Competitive programming in Haskell: monoidal accumulation

In my last competitive programming post, I challenged you to solve Please, Go First. In that problem, we are presented with a hypothetical scenario with people waiting in a queue for a ski lift. Each person is part of a friend group (possibly just themselves), but friend groups are not necessarily consecutive in line; when someone gets to the top they will wait for the last person in their friend group to arrive before skiing. We are asked to consider how much waiting time could be saved if people start letting others go ahead of them in line as long as it doesn’t cost them any waiting time and decreases the waiting time for the others.

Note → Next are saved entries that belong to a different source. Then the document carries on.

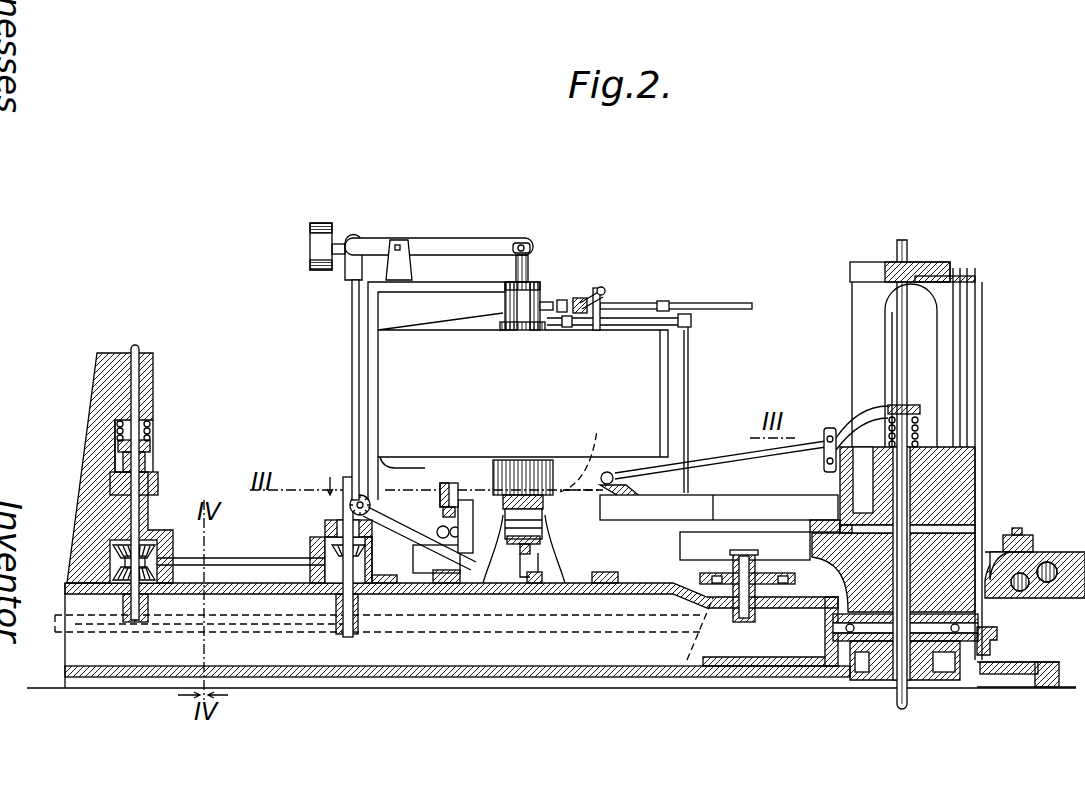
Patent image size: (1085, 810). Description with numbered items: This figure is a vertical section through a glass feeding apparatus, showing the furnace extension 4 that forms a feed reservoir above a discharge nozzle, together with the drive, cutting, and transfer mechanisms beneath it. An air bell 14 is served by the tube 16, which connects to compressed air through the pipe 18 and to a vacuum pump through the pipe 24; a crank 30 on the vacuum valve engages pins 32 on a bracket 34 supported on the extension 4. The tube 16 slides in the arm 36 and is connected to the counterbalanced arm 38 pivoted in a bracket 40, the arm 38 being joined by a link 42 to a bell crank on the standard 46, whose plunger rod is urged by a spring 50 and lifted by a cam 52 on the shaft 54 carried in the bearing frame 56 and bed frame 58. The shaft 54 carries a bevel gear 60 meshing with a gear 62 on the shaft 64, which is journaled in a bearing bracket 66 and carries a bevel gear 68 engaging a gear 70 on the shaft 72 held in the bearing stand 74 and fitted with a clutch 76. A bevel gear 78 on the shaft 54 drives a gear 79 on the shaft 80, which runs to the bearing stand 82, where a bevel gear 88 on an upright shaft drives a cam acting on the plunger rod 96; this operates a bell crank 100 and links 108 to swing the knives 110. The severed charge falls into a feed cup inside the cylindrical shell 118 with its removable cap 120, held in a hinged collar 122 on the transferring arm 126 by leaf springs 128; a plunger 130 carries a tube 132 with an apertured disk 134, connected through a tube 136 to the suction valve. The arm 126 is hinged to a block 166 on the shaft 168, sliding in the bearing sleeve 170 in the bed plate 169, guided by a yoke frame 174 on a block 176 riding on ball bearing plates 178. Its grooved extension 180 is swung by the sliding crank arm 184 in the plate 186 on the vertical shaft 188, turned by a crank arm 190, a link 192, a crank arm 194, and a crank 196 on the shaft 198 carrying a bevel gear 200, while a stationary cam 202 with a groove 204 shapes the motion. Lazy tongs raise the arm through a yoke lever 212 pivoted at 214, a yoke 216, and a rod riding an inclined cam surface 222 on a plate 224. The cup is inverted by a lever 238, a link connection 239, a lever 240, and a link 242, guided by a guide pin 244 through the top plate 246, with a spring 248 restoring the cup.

The extension 4 is at (640, 381).
The cylinder housing 14 is at (508, 332).
The tube 16 is at (530, 270).
The pipe 18 is at (612, 320).
The pipe 24 is at (653, 303).
The crank 30 is at (650, 228).
The pins 32 is at (594, 300).
The bracket 34 is at (620, 318).
The arm 36 is at (598, 288).
The counterbalanced arm 38 is at (440, 246).
The bracket 40 is at (398, 260).
The link 42 is at (368, 375).
The standard 46 is at (352, 345).
The spring 50 is at (361, 560).
The cam 52 is at (326, 528).
The shaft 54 is at (337, 597).
The bearing frame 56 is at (314, 546).
The bed frame 58 is at (268, 583).
The bevel gear 60 is at (362, 590).
The bevel gear 62 is at (288, 591).
The shaft 64 is at (190, 560).
The bearing bracket 66 is at (178, 550).
The bevel gear 68 is at (127, 563).
The bevel gear 70 is at (127, 552).
The shaft 72 is at (139, 350).
The bearing stand 74 is at (153, 380).
The clutch 76 is at (110, 482).
The bevel gear 78 is at (340, 520).
The bevel gear 79 is at (354, 497).
The shaft 80 is at (402, 520).
The bearing stand 82 is at (498, 582).
The bevel gear 88 is at (460, 584).
The plunger rod 96 is at (432, 500).
The bell crank 100 is at (440, 485).
The links 108 is at (446, 490).
The knives 110 is at (473, 487).
The cylindrical shell 118 is at (520, 495).
The removable cap 120 is at (523, 503).
The hinged collar 122 is at (713, 507).
The transferring arm 126 is at (755, 505).
The leaf springs 128 is at (548, 492).
The plunger 130 is at (528, 594).
The tube 132 is at (532, 542).
The apertured disk 134 is at (540, 540).
The tube 136 is at (520, 578).
The block 166 is at (950, 452).
The shaft 168 is at (893, 688).
The bed plate 169 is at (988, 657).
The bearing sleeve 170 is at (915, 682).
The yoke frame 174 is at (947, 312).
The block 176 is at (812, 666).
The ball bearing plates 178 is at (850, 642).
The grooved extension 180 is at (732, 563).
The sliding crank arm 184 is at (733, 563).
The plate 186 is at (685, 597).
The vertical shaft 188 is at (733, 590).
The crank arm 190 is at (687, 660).
The link 192 is at (466, 605).
The crank arm 194 is at (328, 617).
The crank 196 is at (110, 625).
The shaft 198 is at (150, 600).
The bevel gear 200 is at (128, 576).
The stationary cam 202 is at (813, 592).
The groove 204 is at (715, 595).
The yoke lever 212 is at (985, 548).
The pivot 214 is at (1048, 560).
The yoke 216 is at (1010, 528).
The inclined cam surface 222 is at (980, 636).
The plate 224 is at (977, 672).
The lever 238 is at (634, 494).
The link connection 239 is at (740, 437).
The lever 240 is at (841, 420).
The link 242 is at (824, 450).
The guide pin 244 is at (903, 378).
The top plate 246 is at (871, 252).
The spring 248 is at (913, 440).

There is actually a bit of ambiguity that we need to resolve first; to be honest, it’s not the most well-written problem statement. Consider this scenario, with three people in group $A$ and two in group $b$ :

$A_1b_1A_2A_3b_2$

Consider the person labelled $b_1$ . Should they let $A_2$ pass? Letting $A_2$ pass would not change $b_1$ ’s waiting time: they have to wait for $b_2$ anyway and it does not matter whether they do the waiting at the top or bottom of the mountain. But it would not immediately change $A_2$ ’s waiting time, either: they still have to wait for $A_3$ . What the problem literally says is “someone lets another pass if doing this doesn’t change his own total waiting time, but saves time for the other person”, so taking this literally would seem to imply that in this scenario $b_1$ does not let $A_2$ pass. However, the given example inputs and outputs imply that in this scenario $b_1$ should let $A_2$ pass; indeed, right after doing so, $b_1$ can then let $A_3$ pass as well, which saves time for both $A_3$ and $A_2$ . So in the end, it seems we really want to say something like “ $x$ should let $y$ pass if it doesn’t increase $x$ ’s waiting time and will eventually save time for $y$ ”.

The solution idea

It took me an embarrassingly long time to come up with the following key insight: after doing this process as much as possible, I claim that (1) all the friends within each friend group will be consecutive, and (2) the groups will be sorted by the original position of the last person in each group. To see why claim (2) is true, note that whenever someone is last in their friend group, moving backward in the line always increases their waiting time; so any two people who are both last in their friend group will never pass each other, since it would make the waiting time worse for the one who moves backward. That means the people who are last in their friend group will always remain in the same relative order. As for claim (1), I thought about it for a while and am so far unable to come up with a short, convincing proof, though I still believe it is true (and my solution based on it was accepted). If anyone has a good way to show why this must be true, I’d love to hear about it in the comments.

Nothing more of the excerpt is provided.